Review: 'Greater Tuna' offers stinging commentary from Station OKKK

12:36 PM, Dec 17, 2012

Greg Pragel and Eddie Staver III each play several roles in Downstairs Cabaret's production of 'Greater Tuna.' (Photo provided by DCT)/

Written By Leah Stacy

Not everything is bigger in Texas.

The Lone Star state has hundreds of small towns dotted throughout its 268,800 square miles, each inch brimming with larger-than-life personalities.

One of those small towns, albeit fictional, is the focus of Downstairs Cabaret Theatre’s production of Greater Tuna.

Greater Tuna premiered in 1981 and has been on stages across the country ever since — by 1985, it was the most-produced show in North America. With its trademark cast of two males playing more than 20 roles (varying in gender and age), the two-hour performance was ahead of its time in regard to economic, tour-friendly productions. It was so popular that it spawned three additional versions: A Tuna Christmas (on stage right now at RAPA East End Theatre), Red, White and Tuna,” and Tuna Does Vegas.

The original actors (and co-writers), Joe Sears and Jaston Williams, developed a solid fan base and continued to tour each version up until this fall, when they took a break to work on personal projects. The third co-writer, Ed Howard, still directs.

Tuna, Texas, is full of big hair and bigotry: It’s a weighty commentary on small-town mentalities and stereotypes.

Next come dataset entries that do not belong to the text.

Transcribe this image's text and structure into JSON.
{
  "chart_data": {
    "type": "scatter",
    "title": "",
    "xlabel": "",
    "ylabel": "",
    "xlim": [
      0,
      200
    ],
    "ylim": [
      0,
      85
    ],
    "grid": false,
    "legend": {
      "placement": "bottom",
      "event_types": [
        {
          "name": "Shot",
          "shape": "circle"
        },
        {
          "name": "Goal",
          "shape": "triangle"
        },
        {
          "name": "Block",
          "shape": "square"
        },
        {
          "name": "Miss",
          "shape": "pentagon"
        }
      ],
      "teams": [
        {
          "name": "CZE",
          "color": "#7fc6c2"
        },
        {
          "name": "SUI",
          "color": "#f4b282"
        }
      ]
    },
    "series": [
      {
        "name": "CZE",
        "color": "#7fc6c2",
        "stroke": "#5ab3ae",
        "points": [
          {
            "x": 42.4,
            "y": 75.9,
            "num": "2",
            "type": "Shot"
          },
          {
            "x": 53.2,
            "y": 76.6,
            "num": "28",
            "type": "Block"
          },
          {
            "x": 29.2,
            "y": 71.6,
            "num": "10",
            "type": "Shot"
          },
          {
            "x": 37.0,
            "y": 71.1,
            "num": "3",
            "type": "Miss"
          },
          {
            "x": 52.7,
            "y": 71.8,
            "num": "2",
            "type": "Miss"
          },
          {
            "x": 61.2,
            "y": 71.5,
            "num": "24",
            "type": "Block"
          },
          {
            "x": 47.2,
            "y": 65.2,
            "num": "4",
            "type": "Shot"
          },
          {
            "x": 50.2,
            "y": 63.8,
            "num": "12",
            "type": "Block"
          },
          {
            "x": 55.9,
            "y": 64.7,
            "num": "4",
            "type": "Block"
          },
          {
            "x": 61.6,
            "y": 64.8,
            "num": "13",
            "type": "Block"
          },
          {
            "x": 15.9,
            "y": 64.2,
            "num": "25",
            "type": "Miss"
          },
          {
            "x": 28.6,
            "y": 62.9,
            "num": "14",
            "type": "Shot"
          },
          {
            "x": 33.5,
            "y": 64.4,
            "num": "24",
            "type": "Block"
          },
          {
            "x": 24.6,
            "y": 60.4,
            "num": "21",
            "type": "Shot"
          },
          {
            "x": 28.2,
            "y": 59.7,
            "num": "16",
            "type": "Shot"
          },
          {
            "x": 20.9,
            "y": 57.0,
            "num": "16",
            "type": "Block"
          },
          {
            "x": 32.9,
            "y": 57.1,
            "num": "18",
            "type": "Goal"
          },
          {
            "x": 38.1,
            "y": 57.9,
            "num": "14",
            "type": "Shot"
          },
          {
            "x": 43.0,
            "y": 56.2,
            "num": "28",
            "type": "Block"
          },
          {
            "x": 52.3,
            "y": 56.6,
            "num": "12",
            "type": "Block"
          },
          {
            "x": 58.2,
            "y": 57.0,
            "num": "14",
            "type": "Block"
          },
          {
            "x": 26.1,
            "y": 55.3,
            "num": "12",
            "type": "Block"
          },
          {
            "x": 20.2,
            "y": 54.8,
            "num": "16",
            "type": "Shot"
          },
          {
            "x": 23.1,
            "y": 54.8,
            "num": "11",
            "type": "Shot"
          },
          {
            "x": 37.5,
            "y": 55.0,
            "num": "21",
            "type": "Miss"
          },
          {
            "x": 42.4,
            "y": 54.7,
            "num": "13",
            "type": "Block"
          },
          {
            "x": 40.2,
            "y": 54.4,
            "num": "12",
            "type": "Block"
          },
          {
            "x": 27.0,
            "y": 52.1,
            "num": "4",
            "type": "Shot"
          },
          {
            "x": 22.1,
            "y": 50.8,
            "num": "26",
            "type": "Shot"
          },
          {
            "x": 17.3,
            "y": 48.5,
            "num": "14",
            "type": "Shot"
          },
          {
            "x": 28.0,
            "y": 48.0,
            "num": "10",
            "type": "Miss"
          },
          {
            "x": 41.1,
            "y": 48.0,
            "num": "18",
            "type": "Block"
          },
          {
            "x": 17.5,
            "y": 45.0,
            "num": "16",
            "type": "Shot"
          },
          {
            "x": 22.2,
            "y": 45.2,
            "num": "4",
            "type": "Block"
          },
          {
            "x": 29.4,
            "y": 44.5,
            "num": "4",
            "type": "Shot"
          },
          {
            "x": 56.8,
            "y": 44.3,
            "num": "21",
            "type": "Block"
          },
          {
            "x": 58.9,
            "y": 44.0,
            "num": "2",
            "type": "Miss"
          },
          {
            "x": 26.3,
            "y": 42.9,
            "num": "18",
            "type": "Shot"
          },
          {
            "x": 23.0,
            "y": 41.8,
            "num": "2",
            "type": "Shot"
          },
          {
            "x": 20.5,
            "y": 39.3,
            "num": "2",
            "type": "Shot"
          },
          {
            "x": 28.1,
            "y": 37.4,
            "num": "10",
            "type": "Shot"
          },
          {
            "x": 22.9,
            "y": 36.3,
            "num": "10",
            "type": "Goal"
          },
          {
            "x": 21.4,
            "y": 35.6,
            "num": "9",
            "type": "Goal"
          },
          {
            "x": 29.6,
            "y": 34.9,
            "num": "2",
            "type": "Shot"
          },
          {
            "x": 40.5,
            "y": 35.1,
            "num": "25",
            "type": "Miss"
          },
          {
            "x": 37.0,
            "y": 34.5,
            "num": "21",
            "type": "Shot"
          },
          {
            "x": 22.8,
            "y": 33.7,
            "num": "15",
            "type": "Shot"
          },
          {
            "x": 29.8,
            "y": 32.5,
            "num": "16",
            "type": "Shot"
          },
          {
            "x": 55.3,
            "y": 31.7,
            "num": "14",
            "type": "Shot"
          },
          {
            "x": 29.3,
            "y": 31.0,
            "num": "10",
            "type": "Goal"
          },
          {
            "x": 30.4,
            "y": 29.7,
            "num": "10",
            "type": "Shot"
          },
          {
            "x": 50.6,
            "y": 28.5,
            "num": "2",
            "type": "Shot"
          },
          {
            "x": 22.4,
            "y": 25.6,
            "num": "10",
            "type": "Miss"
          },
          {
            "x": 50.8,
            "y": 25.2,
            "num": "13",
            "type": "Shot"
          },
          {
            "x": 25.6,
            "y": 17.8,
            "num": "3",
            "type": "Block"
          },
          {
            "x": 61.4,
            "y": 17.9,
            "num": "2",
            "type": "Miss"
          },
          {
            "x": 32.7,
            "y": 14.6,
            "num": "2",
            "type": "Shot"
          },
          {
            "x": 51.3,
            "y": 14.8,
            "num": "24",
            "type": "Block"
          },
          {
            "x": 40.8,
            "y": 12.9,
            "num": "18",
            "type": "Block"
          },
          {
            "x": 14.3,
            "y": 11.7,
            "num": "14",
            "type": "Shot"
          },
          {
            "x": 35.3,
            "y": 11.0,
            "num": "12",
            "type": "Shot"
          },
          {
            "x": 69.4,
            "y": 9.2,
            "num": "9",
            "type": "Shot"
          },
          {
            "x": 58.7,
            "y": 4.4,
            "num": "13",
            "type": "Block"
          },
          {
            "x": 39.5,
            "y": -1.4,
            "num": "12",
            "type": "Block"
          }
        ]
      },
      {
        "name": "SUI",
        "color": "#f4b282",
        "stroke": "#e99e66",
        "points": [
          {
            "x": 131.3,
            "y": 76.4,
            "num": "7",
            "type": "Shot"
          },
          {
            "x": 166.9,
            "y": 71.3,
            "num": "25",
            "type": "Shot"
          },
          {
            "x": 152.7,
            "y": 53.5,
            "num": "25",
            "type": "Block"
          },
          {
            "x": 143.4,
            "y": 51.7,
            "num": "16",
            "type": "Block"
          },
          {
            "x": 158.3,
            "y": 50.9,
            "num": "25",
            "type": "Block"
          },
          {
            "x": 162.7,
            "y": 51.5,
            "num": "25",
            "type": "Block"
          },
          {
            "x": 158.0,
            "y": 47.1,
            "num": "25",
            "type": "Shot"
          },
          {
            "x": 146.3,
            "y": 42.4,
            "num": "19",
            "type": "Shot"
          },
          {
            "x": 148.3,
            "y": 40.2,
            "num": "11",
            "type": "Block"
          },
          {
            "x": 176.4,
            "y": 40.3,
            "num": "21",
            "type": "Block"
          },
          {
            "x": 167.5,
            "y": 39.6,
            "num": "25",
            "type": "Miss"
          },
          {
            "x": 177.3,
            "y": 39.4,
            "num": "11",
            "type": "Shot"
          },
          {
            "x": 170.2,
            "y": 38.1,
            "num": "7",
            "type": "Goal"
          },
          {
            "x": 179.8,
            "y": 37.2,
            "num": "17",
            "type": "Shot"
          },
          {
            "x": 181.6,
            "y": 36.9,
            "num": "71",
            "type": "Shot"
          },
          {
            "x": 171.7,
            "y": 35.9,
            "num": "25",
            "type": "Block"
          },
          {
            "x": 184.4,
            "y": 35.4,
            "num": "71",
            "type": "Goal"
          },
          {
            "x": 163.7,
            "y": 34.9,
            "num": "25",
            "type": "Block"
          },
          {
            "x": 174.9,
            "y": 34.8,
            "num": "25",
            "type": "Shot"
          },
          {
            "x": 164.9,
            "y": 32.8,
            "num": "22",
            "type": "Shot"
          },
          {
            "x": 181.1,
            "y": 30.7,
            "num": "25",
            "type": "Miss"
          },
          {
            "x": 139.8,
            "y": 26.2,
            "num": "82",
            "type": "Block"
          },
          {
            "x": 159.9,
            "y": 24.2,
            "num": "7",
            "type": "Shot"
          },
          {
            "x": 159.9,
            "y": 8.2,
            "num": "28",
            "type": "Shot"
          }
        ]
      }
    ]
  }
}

Bible camp, political scandal, unrequited love and conservative activism are all broadcast from Station OKKK.

DCT’s production stars Eddie Staver III and Buffalo native Greg Pragel, an energetic duo that populate the show with delightfully ridiculous characters. Watching the actors’ transformations into Petey Fisk of The Greater Humane Society of Tuna, who rescues local ducks, and Mrs. Bertha Bumiller, the conservative Baptist housewife who secretly wishes her cheatin’ husband would have a stroke, is like watching a series of caricatures come to life. It’s a lightness that allows for costume and wig mishaps, inevitable during quick changes.

Jay Moscowitz’s set creates spot-on atmosphere, from mustard and mauve-colored walls adorned with tacky plaques and gilt-framed photos of country stars and starlets to the “patio,” a hearty nod to ’80s design with folding metal lawn chairs and a white lattice trellis coated in colored Christmas lights and faux flowers.

Props are imagined — easily so, due to the improv expertise of Staver and Pragel —and range from rotary phones to cigarettes and a massive number of puppies.

Pragel is especially deft at switching characters and vocal intonations, but shines most as Stanley Bumiller, a murderous (yet loveable) teenage rebel. Staver provides less vocal variety, but his depiction of spunky, osteoporosis-ridden Pearl Burras and the disingenuous Rev. Spikes are side-splitting.

Several moments were nearly interrupted by audience cellphones and malfunctioning moustaches, but neither actor lost a beat. To their credit, they quickly turned the mishaps to comedic moments or refocused the attention (not to mention they’re both impressively adept at walking in high heels).

Greater Tuna has been called the darkest in the Tuna series, but it’s a dark humor if anything, and satisfyingly satirical.In the words of the Station OKKK DJs, “If you find someplace you like better than Tuna, Texas, move.”

For Rochester audiences, it’s a place you should definitely visit.